A DELAYED computer system is set to cost £12m more than budgeted and will be a year late.
Hampshire police and Thames Valley police forces' contact management system has been hit by a series of delays.
Yesterday it emerged it was set to be put back for a third time.
Another £7m has been assigned to the project, bringing it £12m overbudget in all.
Initially it was set to cost £27m, before that previously increased to £32m.
In a joint statement, chief constable Francis Habgood from Thames Valley and chief constable Olivia Pinkney from Hampshire, said: ‘This decision has come as a result of significant discussion and expert assessment.
‘We are all keen to reap the benefits of CMP but we cannot compromise the safety of the public, officers and staff by rushing this.
‘We remain confident in the reliability of our current systems and processes and the specialist capabilities of our staff and officers to meet the needs of the public we serve.’
The long-planned new system will replace 20 computer systems, police said.
A previous report by Hampshire police and crime commissioner Michael Lane said the team had to ‘overcome significant technical challenges’ that have been ‘frustrating and time-consuming’.
The system has previously been described as ‘cutting edge’ despite the delays.
Microsoft has been working with the two police forces on the project.
Earlier this year Mr Lane said the IT system was being tested ahead of its launch.
Top officers hope it will improve how people can report crime but that it will also link up with how control room staff allocate resources.
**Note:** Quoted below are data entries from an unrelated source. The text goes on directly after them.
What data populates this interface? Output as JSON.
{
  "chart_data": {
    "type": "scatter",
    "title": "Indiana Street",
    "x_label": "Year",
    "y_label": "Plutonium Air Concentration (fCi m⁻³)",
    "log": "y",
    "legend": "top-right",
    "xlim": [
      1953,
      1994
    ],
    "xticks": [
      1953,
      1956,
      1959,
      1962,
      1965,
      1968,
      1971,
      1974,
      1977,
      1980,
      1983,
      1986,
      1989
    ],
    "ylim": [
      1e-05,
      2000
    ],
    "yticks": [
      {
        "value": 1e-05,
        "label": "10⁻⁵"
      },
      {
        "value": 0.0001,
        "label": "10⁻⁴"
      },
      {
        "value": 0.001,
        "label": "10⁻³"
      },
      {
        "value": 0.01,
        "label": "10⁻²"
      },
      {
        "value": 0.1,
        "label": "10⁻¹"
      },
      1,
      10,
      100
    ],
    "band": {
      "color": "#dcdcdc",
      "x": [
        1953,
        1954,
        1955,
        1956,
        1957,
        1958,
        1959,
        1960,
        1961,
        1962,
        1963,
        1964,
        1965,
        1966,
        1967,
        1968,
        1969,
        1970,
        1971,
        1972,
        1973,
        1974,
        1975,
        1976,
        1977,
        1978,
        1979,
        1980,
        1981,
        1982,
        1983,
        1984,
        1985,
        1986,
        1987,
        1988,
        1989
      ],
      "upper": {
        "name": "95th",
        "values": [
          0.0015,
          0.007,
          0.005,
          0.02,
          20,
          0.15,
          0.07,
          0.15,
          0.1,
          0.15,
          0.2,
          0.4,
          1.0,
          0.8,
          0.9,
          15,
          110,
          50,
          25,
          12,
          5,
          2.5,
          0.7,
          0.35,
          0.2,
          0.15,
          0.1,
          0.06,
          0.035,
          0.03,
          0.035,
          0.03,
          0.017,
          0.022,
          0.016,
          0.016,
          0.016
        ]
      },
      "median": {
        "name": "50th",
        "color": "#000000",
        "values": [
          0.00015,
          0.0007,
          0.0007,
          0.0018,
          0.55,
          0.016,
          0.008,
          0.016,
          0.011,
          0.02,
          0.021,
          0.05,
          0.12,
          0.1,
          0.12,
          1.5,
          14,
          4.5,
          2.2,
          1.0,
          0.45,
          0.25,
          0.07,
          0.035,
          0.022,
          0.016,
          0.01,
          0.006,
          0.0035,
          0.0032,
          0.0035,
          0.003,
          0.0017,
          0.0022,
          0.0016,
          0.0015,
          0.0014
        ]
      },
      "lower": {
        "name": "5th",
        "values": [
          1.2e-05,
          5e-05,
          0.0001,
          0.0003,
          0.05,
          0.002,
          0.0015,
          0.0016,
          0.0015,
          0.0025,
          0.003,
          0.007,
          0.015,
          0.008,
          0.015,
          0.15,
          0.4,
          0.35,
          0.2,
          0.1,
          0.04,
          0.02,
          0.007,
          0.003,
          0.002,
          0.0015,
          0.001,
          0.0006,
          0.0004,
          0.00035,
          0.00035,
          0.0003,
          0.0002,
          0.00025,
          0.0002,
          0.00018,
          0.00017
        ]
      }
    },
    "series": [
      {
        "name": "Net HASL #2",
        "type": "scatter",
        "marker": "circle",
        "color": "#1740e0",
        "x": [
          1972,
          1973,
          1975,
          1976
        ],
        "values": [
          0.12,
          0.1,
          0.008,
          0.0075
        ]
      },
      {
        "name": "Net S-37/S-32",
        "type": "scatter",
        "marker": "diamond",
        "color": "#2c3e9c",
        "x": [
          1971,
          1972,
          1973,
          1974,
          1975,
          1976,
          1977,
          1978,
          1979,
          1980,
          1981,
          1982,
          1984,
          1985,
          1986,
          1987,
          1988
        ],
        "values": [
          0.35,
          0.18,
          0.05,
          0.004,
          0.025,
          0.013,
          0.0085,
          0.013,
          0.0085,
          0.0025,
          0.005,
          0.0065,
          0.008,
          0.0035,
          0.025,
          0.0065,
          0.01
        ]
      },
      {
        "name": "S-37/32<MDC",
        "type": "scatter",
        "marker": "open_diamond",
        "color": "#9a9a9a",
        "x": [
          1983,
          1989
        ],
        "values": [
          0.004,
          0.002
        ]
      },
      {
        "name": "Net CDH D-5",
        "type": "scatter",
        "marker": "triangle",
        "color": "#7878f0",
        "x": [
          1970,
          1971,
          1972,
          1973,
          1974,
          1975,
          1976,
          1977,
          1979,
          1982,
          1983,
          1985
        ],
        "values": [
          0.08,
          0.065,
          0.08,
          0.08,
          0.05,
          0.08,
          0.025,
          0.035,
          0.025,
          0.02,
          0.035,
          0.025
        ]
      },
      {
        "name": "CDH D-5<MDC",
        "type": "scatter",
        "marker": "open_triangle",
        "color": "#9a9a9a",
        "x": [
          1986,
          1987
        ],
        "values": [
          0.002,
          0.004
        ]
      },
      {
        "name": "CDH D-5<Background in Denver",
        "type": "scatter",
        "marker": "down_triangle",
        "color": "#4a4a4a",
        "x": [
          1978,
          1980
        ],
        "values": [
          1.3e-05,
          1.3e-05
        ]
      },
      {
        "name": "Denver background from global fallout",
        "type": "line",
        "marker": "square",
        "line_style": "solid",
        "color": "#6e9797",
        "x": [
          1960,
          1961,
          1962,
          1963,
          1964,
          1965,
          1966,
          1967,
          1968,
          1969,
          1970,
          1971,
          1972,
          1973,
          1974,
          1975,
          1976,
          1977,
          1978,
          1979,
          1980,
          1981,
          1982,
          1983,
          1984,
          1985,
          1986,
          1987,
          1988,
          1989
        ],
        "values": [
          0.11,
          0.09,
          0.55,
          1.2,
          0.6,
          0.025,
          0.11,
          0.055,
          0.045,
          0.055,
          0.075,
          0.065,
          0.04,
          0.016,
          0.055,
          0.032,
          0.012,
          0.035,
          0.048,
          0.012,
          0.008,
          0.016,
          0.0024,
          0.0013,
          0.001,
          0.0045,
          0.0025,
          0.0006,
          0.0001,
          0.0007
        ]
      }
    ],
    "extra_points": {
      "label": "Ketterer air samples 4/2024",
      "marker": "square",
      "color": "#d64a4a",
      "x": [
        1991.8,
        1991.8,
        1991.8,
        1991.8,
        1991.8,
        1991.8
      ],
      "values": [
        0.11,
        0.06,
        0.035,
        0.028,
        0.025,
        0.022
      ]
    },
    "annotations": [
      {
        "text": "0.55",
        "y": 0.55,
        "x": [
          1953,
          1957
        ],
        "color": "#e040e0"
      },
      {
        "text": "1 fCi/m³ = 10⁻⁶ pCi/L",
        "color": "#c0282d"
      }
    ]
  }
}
The chief constables’ join statement added: ‘Every day in policing we make risk based decisions for the protection of the public and our people and our approach to our technology programmes is no different.
‘We have been clear from the start that we will not introduce the system until it has been rigorously tested and is fully operational.’
The Thames Valley police and crime commissoiner has allocated £4m to the project.
Anthony Stansfeld said: ‘I am supportive of the rigorous approach.’